See the lattice diagram (Figure 7.10, second on the [handout][handout]). Step through it yourself to get an idea. Better yet, start from just the model specification and build it up a new one yourself by stepping through the Viterbi algorithm.

This recurrence relation is nice because the last table gives the probablity of the most likely sequence; specifically, where \(N+1\) is the STOP state, \[V_{N+1}[STOP] = \max_{y_1..y_N} P(y_{N+1}=STOP, w_1..w_N, y_1..y_N)\]

That would answer the question \(\max_{\vec{y}} P(\vec{w},\vec{y})\). But we actually want \(\arg\max_{\vec{y}} p(\vec{w},\vec{y})\). To do that, you need to add another step in the inside of the Viterbi inner loop: store the backpointer

That’s just the argmax over the same \(V \times trans \times emit\) equation as for the Viterbi table update. It says which state was the best way to get to \(k\) at \(t\). Once you’re done with going from left to right and filling out the V and B tables, you trace backwards through the backpointers to get the most likely path.

Why does Viterbi work? Here’s another way to think about it.

What’s the most likely state at \(t=1001\) … or rather, what’s the last state of the most likely path up through \(t=1001\)? (given you only want to condition on \(w_1..w_{1001}\).) To figure this out, you need to maximize over all possible paths over the 1000 previous timesteps. There’s \(2^{1000}=10 \times 10^{300}\), call it 10 zillion, possible previous paths to maximize over. But the Markov assumption says that, in order to decide whether \(y_{1001}=H\) or \(y_{1001}=C\), all that matters from all that history is whatever \(y_{1000}\) was. In other words: to decide on \(y_{1001}\), all that matters about those 10 zillion prefixes is, 5 zillion of them end with \(y_{1000}=H\) and 5 zillion of them end with \(y_{1000}=C\).

OK, consider how to maximize over the 5 zillion that end with \(y_{1000}=C\) in order to possibly get to \(y_{1001}=H\). If we knew what the probability of the most likely of those 5 zillion paths was, we just multiply the transition and emission to get the probability of \(y_{1001}=H\). That probability is in fact contained in the \(V_{t-1}\) table, specifically \(V_{1000}[C]\), and was recursively computed already by earlier iterations of Viterbi. Recursively speaking, we can use this same argument to compute the \(V_{1000}\) table based on the \(V_{999}\) table, and so on.
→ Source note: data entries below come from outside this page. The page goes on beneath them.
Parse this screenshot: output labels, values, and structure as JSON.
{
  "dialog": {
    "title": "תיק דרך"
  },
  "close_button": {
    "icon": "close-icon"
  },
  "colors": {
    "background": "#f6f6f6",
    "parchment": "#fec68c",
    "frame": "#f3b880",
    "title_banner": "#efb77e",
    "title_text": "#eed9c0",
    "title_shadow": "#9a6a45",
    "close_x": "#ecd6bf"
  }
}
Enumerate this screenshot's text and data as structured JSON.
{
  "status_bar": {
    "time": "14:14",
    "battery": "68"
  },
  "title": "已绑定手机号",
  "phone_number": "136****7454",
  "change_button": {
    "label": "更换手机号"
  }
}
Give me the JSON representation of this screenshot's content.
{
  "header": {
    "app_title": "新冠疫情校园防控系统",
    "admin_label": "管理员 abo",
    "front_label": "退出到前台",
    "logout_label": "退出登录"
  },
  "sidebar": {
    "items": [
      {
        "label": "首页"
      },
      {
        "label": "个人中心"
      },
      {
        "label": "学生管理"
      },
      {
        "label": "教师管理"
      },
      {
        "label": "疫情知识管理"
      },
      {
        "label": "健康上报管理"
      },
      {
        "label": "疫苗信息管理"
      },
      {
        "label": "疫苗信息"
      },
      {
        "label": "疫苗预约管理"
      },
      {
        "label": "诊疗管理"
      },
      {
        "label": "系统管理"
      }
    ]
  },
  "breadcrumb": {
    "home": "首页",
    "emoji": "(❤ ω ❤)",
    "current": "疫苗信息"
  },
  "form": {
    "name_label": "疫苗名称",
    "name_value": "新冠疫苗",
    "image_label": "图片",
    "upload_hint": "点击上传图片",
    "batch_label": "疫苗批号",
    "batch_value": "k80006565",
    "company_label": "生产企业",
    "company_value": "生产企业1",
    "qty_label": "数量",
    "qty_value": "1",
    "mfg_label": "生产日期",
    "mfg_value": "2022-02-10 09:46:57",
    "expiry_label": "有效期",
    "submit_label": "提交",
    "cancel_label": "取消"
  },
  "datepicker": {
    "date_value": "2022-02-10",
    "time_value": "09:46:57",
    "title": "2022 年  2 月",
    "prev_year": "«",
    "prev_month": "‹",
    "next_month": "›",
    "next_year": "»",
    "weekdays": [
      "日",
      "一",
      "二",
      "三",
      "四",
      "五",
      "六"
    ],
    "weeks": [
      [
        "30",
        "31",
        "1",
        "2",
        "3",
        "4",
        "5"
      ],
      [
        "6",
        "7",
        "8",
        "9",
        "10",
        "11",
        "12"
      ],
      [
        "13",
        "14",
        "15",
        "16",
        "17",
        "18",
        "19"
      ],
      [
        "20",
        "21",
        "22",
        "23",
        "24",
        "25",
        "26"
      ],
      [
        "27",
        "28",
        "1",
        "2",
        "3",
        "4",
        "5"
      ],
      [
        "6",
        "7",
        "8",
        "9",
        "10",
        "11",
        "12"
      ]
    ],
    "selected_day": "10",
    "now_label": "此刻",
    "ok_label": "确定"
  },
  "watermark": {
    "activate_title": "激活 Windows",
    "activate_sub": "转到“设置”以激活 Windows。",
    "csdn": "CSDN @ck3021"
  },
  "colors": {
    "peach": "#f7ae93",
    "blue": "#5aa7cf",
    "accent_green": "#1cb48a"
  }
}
This recursive reasoning justifies going all the way to the way back to the base case of \(V_1\).

Any other ways to think about it?

Other references

For a broader view of decoding and how the Viterbi algorithm fits in, see Smith, Linguistic Structure Prediction, chapter 2 — especially 2.2 and 2.3.

For Viterbi versus Dijkstra, see these slides by Liang Huang.